Throughout history there are many examples of charismatic leaders who had success but ultimately led their people to disaster. Drucker put it well when he said “The three most charismatic leaders in the 20th century inflicted more suffering on the human race than almost any trio in history: Hitler, Stalin and Mao. What matters is not the leader’s charisma. What matters is the leader’s mission.”

So, what makes the difference?

Strategy is about fundamental analysis, having a clear view of the organisation’s core competence, identifying and predicting how the future landscape could be disrupted and having a clear definition of the challenges and opportunities facing the organisation. It is about deciding which ones are worth pursuing (and not) and which are likely to be achieved. It’s also about understanding the obstacles to be overcome in pursuit of that objective.
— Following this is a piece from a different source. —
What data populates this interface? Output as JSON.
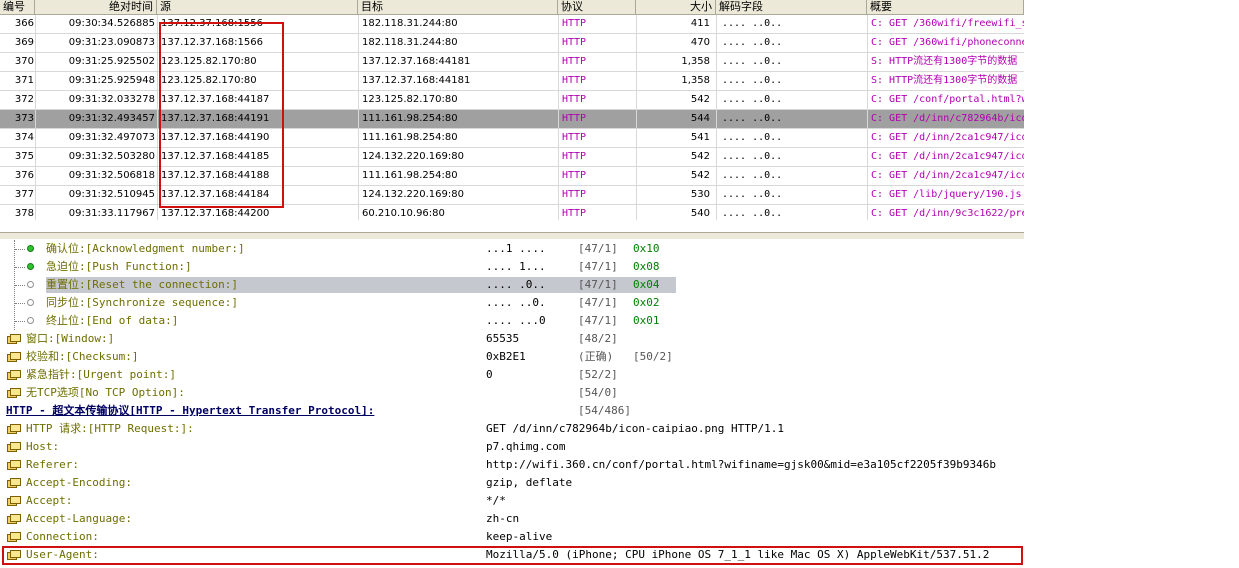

Then putting in place an architectire and a clear set of ‘soft and hard’ inputs that build and leverage what has gone before. It is about robustly challenging and testing the plan, considering risk and it s mitigation. An essential characteristic of strategy setting is understanding the relative strengths and weaknesses of the competition, as well as the strengths you need to build for a disruptive future. Then, bringing those relative strengths to bear on others relative weaknesses.

It’s also about putting in place the management framework andcontrol systems, focusing on leading measures, as well as developing the intelligence gathering apparatus that identifies the new challenges facing the business.

Finally, it’s about renewal and learning from the previous phases.  As Winston Churchill said, “I am always ready to learn, although I don’t always like to be taught”.